Operators must now shift boarding to the city’s fringes. For commuters, that means dragging luggage to semi-urban pickup points and depending on the Metro, taxis, or autos to get downtown. For transporters, it’s an overnight operational shake-up.
Yet the irony is glaring — Nagpur already had a plan to solve this problem. In December 2023, the NMRDA acquired 116.08 hectares in the Hingna–Ring Road belt — villages like Khadka, Kirmiti, Shivmadkha, Panjari, and Sumthana — to build modern bus and truck terminals linked to the Outer Ring Road.

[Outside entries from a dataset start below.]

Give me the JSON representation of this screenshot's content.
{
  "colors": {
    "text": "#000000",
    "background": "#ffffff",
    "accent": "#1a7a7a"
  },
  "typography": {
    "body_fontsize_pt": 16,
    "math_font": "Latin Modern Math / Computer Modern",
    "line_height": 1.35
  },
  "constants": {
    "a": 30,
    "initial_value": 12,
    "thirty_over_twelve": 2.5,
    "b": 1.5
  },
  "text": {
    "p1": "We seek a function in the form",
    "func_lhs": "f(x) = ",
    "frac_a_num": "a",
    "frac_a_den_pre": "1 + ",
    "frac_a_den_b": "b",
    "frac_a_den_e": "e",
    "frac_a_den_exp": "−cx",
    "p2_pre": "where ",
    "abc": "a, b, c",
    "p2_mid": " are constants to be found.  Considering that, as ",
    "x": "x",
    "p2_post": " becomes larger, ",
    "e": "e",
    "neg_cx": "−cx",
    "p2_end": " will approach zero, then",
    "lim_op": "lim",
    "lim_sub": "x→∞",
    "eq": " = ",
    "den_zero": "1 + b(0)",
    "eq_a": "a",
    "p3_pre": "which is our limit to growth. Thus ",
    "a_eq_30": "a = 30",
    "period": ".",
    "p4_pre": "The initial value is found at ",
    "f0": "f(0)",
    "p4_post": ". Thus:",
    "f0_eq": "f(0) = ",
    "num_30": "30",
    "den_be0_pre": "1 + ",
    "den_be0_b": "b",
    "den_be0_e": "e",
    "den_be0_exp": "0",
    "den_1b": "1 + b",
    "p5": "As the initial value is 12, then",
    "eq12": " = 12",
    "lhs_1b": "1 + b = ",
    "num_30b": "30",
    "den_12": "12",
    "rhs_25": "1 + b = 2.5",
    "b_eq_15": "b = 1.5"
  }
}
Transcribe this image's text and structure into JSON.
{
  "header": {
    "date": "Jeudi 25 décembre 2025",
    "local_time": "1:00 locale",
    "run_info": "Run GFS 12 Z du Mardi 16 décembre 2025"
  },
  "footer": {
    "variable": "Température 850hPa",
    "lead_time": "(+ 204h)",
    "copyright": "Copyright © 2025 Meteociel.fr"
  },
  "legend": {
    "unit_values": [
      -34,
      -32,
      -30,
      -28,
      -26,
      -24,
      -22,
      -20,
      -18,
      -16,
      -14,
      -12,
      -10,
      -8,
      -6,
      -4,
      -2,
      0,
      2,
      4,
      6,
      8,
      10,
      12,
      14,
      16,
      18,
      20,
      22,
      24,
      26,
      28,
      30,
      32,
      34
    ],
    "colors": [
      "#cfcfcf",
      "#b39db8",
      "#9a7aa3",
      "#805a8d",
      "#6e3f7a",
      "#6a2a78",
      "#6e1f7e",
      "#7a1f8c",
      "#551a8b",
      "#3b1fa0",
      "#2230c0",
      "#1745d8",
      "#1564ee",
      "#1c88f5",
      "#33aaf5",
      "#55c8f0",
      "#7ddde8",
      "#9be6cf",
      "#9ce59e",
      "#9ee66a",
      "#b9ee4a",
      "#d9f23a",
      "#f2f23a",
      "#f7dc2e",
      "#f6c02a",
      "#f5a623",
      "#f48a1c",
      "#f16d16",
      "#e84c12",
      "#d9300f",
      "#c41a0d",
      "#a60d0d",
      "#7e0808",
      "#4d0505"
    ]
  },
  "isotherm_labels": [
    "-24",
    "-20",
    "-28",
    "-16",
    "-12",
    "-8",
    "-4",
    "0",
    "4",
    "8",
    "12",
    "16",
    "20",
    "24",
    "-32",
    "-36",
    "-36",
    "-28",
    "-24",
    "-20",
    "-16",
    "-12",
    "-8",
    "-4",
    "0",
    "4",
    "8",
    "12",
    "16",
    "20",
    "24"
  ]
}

Launched in 2019 by the BJP–Shiv Sena government, the ₹767.31 crore project promised secure bays, rest areas, utilities, and scheduled entry controls. All civic departments — NMC, PWD, Water Works — were aligned.
Then politics intervened. The government changed, funds dried up, landowners went unpaid, and construction never began. Encroachers have since claimed parts of the site; other stretches remain fenced but idle.
If Hingna’s terminals existed today, buses could be redirected straight there, making enforcement smoother and boarding safer. Instead, the city is improvising with ill-equipped outskirts.
Nagpur doesn’t lack plans — it lacks the will to finish them. Hingna stands as a silent ₹767-crore reminder.